Three solutions given for Duplin schools
By Bonnie Edwards
Published in News on April 7, 2004 2:04 PM
KENANSVILLE -- It looked as if a 1,000 people turned out Tuesday night to argue for and against consolidating high schools in Duplin County.
Most of them were parents of students in either the B.F. Grady, the North Duplin or the James Kenan school districts.
Sheriff's deputies watched as those who could not find seats lined the walls and spilled into the hall and into the cafeteria of Kenansville Elementary School. The Board of Education had chosen the school for the meeting in an attempt to accommodate the large crowd.
Parent groups from the three school attendance areas offered proposals to address school problems of overcrowding, racial imbalance and poor academics.
One group wants to merge North Duplin and James Kenan high schools; another says it wants to keep the high schools the way they are; and a third group seeks a high school for the B.F. Grady school district.
The parent groups began developed their plans after the school system and the county formed a committee last year that has been working to find money to build a new middle school for Warsaw and E.E. Smith students.
B.F. Grady School parents reiterated their request for renovations. They propose a school building to accommodate 1,000 children from kindergarten through eighth grade and building a new high school that would house 450 students. The elementary school, which was built for 450 students, has almost 800 attending now and is expected to have 1,000 by 2015.
Marvin Coe, who has two children attending Warsaw Middle School and favors a consolidated high school, said there needs to be better racial balance and better facilities to attract people back to the James Kenan High School district. He said the parents feel politics has had a hand in the demise of the district.
"We need to correct this before it becomes unsolvable," said Coe. "We feel our district has been ignored too long, and we ask that you now take a serious look into solving this issue."
The parents want a consolidated high school with about 800 students, which they feel would be small enough not to discourage community support and would be large enough to be cost-effective.
Stephen Williamson of the James Kenan community said a merger of the high schools would create a more diverse population of students, improve academic and vocational opportunities, increase extra-curricular activities and allow for a wider variety of athletic programs. He said it's not their desire to destroy what North Duplin High School has achieved, "but to join forces with them to create a new high school that better serves the students."
Dr. Greg Bounds, speaking for a group of North Duplin High parents who oppose consolidation, said the consolidation group's solution is premature and based on outdated research.
Since 1990, there's been a shift in mindset about schools, said Bounds, who has children at North Duplin. "Our political leaders are realizing small schools are best for our students.

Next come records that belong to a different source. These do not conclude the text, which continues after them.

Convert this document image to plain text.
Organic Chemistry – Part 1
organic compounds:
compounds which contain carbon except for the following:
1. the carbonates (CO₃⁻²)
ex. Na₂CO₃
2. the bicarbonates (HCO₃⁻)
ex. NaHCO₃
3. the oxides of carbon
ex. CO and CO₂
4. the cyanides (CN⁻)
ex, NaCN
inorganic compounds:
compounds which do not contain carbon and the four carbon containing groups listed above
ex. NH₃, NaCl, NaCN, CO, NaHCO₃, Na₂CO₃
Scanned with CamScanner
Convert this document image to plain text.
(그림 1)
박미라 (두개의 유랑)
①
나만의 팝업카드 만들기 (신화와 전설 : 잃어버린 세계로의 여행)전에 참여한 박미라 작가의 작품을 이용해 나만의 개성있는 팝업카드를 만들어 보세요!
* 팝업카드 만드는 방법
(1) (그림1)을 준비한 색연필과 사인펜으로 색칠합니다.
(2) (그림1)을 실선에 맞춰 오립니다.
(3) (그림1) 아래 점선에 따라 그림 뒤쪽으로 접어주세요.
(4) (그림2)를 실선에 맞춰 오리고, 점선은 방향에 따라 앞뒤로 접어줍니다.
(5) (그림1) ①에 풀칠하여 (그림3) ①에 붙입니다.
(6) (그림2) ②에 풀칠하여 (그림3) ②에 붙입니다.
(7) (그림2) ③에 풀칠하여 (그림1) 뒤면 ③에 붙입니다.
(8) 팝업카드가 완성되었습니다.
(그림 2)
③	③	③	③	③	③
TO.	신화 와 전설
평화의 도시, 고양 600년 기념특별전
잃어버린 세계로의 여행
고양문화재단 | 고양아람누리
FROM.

"We have the highest proficiency scores in the county -- 83.4 percent," Bounds said of North Duplin. "Ninety-nine percent of our students are going to college. ... Fewer kids would participate in powerhouse football teams.... Data shows smaller is better, and 400 is ideal."
Bounds added that a new consolidated high school would cost $30 million. He said the system would be abandoning functional space at North Duplin and James Kenan.
"Can we afford to abandon them and borrow $30 million? Do you want to spend it on bricks and mortar and then not be able to afford programming? ... We are not getting everything we want. We have not been spoiled. We'll concede it's James Kenan's turn, and we will wait for James Kenan to have its turn."